Digital Predistortion for Phased-Array Radar

In modern phased array radar, each channel has a transmit/receive module (TRM) connected to antenna or radiating element. In this kind of TRM, one of the key components is the high power amplifier (HPA) which functions as the high power signal source in the transmitter(s). The HPA is operated in saturation to generate maximum power with optimal efficiency. Operating the HPA in saturation results in non-linear output behavior, which causes phase and amplitude errors in the transmitted waveform. A common approach used to avoid non-linear operation is to reduce (back-off) amplifier drive. In this case, amplifier power efficiency quickly will drop and output power will be greatly reduced. Digital pre-distortion (DPD) is a powerful linearization technique which allows the HPA to operate in the saturated region with much improved linearity, power efficiency and output power. DPD is especially important for phased array radar systems. A distorted transmit signal that radiates through the phased array antenna system, results in degradation of antenna directivity, sidelobe level, null depth, and null direction. Additionally, transmit waveform distortion results in increased range-time sidelobes. Applying DPD will improve transmitter and antenna performance for phased array radar.
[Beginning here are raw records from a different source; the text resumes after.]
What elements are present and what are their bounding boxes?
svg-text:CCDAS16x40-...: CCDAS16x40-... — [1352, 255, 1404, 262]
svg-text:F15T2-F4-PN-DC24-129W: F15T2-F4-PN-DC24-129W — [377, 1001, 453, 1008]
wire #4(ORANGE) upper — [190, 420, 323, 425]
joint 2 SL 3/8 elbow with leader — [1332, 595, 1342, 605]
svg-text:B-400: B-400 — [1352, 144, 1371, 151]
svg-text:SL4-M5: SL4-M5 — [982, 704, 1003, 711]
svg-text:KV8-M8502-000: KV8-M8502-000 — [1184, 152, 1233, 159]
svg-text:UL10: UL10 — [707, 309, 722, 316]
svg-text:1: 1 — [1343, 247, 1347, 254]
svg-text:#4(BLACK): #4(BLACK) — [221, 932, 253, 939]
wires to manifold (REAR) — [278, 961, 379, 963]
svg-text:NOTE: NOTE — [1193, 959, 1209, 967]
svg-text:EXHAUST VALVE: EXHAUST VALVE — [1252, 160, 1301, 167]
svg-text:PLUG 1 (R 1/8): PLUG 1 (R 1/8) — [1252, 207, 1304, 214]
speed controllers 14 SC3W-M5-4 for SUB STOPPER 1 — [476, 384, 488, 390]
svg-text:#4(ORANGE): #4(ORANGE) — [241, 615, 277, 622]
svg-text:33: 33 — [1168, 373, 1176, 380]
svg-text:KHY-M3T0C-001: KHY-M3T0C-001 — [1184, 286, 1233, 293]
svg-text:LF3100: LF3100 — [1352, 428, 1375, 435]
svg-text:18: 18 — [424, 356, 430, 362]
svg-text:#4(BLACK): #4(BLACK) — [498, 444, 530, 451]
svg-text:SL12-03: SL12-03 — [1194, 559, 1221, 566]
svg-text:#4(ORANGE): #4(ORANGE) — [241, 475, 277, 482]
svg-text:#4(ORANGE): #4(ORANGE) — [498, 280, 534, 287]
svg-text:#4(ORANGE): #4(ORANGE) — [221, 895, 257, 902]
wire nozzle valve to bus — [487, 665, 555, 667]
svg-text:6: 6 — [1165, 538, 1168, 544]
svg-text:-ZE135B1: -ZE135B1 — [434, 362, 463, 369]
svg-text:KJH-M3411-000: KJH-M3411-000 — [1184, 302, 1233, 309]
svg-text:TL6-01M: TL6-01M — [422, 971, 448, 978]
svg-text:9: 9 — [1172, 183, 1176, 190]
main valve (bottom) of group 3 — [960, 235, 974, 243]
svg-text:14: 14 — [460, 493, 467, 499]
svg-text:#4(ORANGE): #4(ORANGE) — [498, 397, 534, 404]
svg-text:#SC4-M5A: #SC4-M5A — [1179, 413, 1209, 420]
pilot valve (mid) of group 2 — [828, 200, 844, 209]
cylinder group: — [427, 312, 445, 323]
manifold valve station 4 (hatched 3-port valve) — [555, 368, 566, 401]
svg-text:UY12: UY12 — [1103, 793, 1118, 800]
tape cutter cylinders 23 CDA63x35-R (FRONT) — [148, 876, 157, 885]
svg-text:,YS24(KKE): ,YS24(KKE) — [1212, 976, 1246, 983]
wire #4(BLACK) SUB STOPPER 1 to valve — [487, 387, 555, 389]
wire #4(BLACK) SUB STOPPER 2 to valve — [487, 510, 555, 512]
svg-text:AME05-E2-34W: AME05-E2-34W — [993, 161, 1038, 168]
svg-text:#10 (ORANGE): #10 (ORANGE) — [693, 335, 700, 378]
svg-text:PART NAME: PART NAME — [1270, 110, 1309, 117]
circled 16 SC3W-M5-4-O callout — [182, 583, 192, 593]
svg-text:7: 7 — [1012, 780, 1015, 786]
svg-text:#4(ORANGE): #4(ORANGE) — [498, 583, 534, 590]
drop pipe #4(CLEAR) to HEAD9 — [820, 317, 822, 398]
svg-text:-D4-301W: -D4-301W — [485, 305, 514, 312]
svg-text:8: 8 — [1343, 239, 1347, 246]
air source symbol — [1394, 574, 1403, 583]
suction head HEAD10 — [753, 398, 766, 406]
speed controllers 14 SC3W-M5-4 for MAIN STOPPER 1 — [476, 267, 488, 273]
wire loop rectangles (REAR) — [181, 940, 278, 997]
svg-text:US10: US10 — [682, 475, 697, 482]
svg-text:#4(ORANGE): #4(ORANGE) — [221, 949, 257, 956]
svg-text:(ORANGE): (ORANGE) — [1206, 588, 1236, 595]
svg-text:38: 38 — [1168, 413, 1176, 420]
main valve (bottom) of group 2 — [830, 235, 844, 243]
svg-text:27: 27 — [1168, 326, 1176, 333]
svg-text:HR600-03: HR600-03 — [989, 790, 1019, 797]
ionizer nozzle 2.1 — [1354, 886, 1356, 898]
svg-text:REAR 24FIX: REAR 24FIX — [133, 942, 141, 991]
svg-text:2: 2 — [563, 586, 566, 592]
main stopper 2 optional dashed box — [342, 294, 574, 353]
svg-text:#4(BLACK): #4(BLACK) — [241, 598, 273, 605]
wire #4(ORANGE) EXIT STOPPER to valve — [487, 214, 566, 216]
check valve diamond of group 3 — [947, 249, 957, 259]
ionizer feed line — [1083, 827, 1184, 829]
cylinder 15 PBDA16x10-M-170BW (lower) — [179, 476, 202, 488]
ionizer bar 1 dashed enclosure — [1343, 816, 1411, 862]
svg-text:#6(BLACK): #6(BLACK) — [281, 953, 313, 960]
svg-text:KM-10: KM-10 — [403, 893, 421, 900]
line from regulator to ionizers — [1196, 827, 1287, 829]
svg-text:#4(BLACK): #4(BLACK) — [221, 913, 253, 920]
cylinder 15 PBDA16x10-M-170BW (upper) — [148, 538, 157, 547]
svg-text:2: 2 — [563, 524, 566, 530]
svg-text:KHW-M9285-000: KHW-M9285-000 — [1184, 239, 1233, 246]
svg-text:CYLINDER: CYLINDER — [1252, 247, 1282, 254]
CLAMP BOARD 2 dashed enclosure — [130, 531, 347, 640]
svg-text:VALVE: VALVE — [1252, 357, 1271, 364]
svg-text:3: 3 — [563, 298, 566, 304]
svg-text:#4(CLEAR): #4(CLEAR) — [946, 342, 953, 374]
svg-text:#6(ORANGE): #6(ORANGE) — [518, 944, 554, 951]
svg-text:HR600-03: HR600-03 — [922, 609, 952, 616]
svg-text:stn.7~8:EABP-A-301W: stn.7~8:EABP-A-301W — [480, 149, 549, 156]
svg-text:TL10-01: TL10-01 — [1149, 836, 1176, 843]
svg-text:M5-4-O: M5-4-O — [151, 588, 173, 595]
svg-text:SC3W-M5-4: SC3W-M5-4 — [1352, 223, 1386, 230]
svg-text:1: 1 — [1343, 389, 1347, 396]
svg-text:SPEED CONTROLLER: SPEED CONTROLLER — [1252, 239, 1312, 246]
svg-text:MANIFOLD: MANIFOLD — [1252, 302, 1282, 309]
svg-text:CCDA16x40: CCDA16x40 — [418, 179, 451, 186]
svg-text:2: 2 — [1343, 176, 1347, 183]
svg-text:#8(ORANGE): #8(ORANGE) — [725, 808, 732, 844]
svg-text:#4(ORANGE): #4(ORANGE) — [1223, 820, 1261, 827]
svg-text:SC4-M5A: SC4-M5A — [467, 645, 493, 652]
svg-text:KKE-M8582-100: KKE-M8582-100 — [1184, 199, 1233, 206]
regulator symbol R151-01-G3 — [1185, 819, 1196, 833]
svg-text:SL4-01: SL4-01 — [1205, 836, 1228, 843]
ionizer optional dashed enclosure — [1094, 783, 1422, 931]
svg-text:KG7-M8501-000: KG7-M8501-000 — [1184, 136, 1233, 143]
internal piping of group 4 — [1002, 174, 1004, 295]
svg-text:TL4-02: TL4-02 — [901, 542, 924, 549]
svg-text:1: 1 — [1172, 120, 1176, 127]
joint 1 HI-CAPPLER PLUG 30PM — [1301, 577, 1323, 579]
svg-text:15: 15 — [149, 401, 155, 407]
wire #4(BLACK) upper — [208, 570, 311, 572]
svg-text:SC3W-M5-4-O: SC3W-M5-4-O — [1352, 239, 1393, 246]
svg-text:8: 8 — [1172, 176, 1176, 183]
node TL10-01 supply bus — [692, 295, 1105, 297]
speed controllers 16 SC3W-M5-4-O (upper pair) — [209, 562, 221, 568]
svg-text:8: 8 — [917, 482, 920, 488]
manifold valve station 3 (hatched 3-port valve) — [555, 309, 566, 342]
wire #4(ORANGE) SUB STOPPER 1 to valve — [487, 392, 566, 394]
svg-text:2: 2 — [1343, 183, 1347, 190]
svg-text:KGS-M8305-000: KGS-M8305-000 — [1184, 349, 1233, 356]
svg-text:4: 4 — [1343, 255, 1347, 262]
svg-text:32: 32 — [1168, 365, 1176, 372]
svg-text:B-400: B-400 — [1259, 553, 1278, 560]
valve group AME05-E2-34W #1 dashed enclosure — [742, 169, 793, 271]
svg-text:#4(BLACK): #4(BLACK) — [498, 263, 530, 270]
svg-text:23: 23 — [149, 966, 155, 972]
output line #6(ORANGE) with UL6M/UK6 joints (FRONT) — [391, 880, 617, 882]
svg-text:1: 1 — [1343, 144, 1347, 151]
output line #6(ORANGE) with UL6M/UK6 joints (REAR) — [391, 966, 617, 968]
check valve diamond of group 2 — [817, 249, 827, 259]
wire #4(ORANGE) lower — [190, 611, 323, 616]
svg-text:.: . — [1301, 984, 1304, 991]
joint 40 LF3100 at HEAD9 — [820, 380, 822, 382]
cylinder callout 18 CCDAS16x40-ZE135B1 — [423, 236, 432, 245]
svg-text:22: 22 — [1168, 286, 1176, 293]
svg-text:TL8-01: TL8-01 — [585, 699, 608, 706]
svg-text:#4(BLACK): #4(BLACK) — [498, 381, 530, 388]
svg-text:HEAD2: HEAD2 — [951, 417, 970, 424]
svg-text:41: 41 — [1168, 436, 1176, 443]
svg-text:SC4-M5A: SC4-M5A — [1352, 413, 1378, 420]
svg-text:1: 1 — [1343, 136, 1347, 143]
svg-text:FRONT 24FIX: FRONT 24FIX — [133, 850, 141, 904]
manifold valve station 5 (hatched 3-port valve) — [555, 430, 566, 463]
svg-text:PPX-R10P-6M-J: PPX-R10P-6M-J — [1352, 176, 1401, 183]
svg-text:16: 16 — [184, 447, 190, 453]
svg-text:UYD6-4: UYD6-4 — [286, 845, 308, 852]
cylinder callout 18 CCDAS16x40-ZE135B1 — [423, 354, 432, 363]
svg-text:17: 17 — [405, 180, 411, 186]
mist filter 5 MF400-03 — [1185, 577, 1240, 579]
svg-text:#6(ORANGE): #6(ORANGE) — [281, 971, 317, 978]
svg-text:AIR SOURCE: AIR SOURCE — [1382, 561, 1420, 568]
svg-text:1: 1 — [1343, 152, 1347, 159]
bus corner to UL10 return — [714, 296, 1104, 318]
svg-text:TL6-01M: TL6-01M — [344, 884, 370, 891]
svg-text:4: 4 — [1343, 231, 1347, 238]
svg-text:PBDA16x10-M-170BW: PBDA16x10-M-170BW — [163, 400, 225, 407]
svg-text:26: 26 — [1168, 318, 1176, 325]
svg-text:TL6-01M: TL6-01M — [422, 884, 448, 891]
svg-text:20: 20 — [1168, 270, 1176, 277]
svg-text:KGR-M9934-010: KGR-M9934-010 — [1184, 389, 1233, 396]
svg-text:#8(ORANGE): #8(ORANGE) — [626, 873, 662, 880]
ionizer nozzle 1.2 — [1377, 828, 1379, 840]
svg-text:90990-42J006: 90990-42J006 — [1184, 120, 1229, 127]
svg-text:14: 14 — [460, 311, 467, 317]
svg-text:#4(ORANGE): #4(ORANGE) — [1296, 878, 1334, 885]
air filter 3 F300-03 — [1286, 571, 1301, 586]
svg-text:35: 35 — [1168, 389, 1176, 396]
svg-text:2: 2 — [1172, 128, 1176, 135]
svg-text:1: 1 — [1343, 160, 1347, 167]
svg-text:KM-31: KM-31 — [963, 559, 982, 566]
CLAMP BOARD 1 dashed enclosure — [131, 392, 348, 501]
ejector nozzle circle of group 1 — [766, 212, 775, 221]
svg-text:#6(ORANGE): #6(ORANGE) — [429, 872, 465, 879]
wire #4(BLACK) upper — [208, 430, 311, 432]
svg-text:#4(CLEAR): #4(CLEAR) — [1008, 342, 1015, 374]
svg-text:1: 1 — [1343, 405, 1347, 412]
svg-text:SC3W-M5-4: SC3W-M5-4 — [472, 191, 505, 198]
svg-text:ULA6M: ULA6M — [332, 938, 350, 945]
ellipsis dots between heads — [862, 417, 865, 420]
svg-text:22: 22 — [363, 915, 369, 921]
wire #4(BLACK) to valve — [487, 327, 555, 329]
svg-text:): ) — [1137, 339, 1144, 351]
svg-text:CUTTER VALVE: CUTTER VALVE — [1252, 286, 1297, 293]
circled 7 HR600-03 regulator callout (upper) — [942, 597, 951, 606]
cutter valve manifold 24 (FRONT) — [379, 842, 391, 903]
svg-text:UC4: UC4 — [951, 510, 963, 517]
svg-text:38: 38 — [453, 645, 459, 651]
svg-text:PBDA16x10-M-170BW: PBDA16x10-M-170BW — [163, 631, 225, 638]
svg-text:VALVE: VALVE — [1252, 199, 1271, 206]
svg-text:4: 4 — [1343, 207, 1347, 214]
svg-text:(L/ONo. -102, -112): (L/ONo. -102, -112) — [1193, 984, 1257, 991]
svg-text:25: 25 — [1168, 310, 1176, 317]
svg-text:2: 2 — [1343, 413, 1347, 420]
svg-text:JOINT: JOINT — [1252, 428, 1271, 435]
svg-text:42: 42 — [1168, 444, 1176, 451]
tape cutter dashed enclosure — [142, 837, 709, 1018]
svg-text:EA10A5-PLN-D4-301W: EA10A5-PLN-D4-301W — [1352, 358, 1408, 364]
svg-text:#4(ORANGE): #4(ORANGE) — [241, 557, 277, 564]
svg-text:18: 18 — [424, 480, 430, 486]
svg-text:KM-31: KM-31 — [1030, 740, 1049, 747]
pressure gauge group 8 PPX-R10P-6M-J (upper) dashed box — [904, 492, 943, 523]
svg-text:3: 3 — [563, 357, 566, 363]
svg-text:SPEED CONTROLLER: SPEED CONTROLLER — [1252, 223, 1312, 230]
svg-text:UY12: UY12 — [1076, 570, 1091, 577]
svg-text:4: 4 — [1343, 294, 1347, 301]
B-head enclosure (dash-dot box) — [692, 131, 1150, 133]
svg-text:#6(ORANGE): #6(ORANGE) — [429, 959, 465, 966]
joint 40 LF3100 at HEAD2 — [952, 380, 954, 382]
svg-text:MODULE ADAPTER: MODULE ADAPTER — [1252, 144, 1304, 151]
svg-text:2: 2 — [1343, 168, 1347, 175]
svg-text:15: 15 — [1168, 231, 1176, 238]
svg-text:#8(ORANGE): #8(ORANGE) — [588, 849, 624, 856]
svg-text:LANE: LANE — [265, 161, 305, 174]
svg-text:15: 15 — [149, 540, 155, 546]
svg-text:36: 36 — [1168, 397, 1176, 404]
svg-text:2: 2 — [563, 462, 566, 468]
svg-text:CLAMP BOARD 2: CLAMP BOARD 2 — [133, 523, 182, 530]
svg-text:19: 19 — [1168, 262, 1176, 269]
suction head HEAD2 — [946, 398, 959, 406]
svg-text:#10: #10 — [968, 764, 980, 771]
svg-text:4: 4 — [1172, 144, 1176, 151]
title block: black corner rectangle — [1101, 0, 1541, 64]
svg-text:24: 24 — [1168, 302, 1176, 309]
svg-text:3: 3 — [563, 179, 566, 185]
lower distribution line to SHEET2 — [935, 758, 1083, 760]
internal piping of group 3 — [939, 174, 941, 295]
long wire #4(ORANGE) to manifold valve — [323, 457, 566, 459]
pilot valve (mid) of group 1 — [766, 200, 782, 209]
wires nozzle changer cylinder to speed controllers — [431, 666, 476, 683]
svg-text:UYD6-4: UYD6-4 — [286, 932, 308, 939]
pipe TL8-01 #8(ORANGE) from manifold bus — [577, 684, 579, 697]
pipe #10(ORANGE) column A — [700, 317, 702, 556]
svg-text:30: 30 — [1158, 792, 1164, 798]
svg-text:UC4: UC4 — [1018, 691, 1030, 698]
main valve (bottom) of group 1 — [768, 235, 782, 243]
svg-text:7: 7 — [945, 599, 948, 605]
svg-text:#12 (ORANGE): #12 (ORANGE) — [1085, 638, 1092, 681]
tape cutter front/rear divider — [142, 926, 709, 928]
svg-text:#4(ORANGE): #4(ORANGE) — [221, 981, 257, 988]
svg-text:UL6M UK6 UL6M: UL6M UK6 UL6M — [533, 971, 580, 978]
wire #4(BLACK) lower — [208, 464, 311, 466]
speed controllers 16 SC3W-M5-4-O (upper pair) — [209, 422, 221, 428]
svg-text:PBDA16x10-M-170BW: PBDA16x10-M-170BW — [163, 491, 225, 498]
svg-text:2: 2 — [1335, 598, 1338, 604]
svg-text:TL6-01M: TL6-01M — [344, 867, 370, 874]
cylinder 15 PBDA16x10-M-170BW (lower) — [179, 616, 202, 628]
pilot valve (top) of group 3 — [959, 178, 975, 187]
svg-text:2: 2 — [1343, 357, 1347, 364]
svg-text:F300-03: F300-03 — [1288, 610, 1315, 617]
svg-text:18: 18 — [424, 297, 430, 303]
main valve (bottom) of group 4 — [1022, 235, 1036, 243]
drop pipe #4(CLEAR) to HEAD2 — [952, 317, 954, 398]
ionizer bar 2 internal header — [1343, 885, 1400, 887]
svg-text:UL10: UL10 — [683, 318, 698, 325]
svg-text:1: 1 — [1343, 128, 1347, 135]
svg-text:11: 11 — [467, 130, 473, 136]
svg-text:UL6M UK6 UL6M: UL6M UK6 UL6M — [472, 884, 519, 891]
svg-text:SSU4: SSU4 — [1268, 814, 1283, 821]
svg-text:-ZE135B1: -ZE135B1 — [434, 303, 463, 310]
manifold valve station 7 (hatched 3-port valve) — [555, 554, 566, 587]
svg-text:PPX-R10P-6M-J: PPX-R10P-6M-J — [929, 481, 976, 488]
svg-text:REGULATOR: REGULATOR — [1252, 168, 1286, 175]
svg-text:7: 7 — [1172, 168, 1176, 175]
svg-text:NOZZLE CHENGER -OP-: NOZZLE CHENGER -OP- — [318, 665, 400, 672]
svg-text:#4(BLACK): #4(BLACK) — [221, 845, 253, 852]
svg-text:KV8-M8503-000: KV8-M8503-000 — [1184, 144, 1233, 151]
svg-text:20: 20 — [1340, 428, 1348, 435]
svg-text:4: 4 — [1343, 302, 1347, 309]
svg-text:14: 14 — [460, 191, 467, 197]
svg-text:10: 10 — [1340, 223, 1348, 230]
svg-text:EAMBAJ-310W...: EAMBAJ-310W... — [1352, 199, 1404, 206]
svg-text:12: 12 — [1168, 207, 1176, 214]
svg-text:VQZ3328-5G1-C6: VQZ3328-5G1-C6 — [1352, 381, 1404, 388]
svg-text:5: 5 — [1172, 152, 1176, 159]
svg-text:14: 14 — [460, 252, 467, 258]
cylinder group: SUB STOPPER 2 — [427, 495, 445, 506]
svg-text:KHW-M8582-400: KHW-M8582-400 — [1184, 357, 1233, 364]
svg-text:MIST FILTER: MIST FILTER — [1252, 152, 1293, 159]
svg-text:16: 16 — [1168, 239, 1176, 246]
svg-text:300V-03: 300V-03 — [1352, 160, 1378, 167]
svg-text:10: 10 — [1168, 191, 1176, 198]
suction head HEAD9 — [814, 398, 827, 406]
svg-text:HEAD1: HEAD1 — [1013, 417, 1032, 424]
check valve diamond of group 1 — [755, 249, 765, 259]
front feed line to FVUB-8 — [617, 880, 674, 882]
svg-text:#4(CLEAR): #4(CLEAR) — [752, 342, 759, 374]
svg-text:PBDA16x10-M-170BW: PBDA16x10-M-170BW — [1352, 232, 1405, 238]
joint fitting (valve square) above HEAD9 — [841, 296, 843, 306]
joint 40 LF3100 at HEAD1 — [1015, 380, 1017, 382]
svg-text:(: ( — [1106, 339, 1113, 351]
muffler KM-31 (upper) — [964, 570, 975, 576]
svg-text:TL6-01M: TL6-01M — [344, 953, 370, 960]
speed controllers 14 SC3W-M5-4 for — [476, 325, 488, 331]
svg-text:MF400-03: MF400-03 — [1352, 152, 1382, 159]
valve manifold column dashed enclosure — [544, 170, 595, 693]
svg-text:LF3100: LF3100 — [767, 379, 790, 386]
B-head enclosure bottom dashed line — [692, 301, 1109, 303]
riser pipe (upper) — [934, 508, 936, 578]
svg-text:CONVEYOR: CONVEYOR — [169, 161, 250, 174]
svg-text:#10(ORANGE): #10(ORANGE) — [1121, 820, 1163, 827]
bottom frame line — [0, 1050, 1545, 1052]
In an effort to study the potential of such a phased array, NCAR is developing DPD enabled phased array system for demonstration as an advanced radar platform. Memory polynomial DPD is adapted to improve the linearity, power efficiency, and antenna beam pattern. The memory polynomial used is the well known Volterra series. The HPA output is sampled using external loopback to an observational port. The algorithm characterizes and calculates the coefficients of a polynomial which is the inverse of the HPA’s nonlinearity. Applying this polynomial to the transmit waveform in the digital domain is known as DPD. DPD model can be applied to existing TRM in phased array radars or in conventional radars which use a solid state power amplifier (SSPA) for a transmitter. Applications include spaceborne, airborne and ground based radar systems.

In this paper, the design of a DPD enabled transmitter will be discussed. Simulation results depicting the effects of DPD on antenna directivity, scanning capability and sidelobe level will be shown. In addition, measured results of DPD applied to an 8 watt, C-Band HPA will be presented.